Les Grands Montets is often considered as the most challenging ski area. Situated 8km north of Chamonix and forming part of Argentière, this zone is a must for thrill seekers in search of steep pistes and/or powder. There still are, however, options for intermediates and beginners with several more mellow blue slopes as well as a brand new beginners area being built for winter 18/19.
Le Domaine de Balme/Le Tour is at the top of the Chamonix valley and offers a range of pistes. This open ski sector has a dedicated beginners area, a variety of red and blue pistes and a sponsored snow park. A long, blue slope links to the woodland runs situated above the Vallorcine village. This ski area is also a great place to practice your off-piste technique.
Chamonix is the ideal playground for the intermediate or advanced skier; the valley’s steep sides are not the ideal place for beginners although if you learn to ski here you can probably ski anywhere.

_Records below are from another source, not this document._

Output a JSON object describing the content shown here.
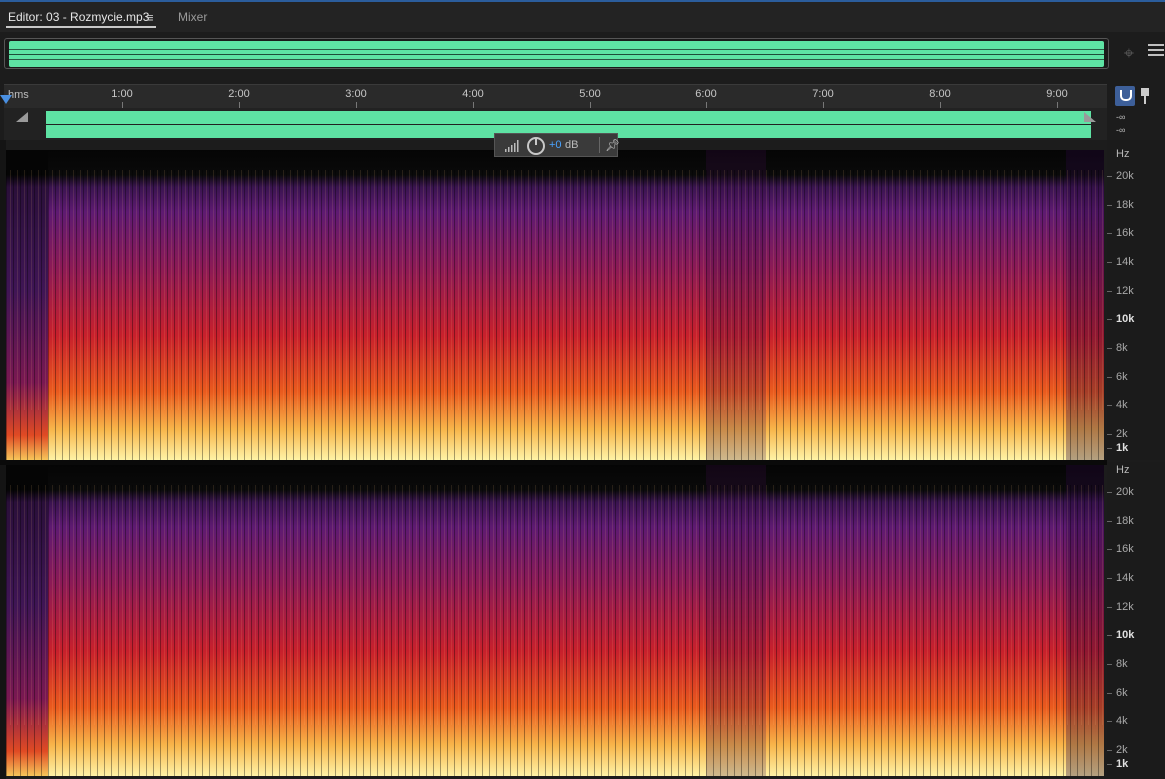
{
  "tabs": {
    "editor_label": "Editor: 03 - Rozmycie.mp3",
    "menu_icon": "hamburger-menu-icon",
    "mixer_label": "Mixer"
  },
  "ruler": {
    "units": "hms",
    "ticks": [
      "1:00",
      "2:00",
      "3:00",
      "4:00",
      "5:00",
      "6:00",
      "7:00",
      "8:00",
      "9:00"
    ]
  },
  "channels": {
    "ch1_db": "-∞",
    "ch2_db": "-∞"
  },
  "hud": {
    "value": "+0",
    "unit": "dB"
  },
  "frequency_axis": {
    "unit": "Hz",
    "labels": [
      "20k",
      "18k",
      "16k",
      "14k",
      "12k",
      "10k",
      "8k",
      "6k",
      "4k",
      "2k",
      "1k"
    ]
  },
  "colors": {
    "waveform": "#5ee3a4",
    "accent": "#4a90e2",
    "spectrogram_low": "#fdf5a0",
    "spectrogram_mid": "#e8401c",
    "spectrogram_high": "#5a1a7a"
  }
}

If you have a 2-21 day Unlimited Pass you can ski in Courmayeur. Access is via daily shuttles from Chamonix (for a fee) or via the cable cars that link to Aiguille du Midi.
On the mountain, in all of the ski areas, there are restaurants with stunning views of the Mont Blanc massif.
During the winter season there is the apres-ski scene with live music from 4pm in several venues, most notably Chambre Neuf and the La Folie Douce, but there are plenty of quiet and cosy meeting spots for a vin chaud and a chat.
Once the skiing is over at the end of the day you’ll still find plenty to keep you occupied in town. There is an excellent selection of restaurants to choose from, ranging from Michelin (Albert 1er) starred fine dining to street food that will line your stomach for the après-ski (and rest assured there are dozens of great bars and clubs to choose from!). More unusually for a French ski resort, there are several places serving less traditional cuisine, including Mexican, Indian, Chinese and Japanese places.
There is a multitude of fabulous shops - Chanel, Napapijri, Patagonia, Helly Hansen...
Quite apart from this there is a cinema, a bowling alley, a casino, an ice rink, a modern sports centre with a pool, gym etc and tennis and squash courts. There is also a museum which gives a fascinating insight into the history of the valley in both geological and human terms. For a day’s pampering we now have a wonderful spa – QC Terme has opened their first spa outside Italy, situated on a 3000 sq metre plot in the centre of Chamonix and close to Chalet Valhalla.
As in any self-respecting French town there is a bustling open-air market on Saturday mornings which offers a plentiful array of local produce, including some particularly wonderful cheeses.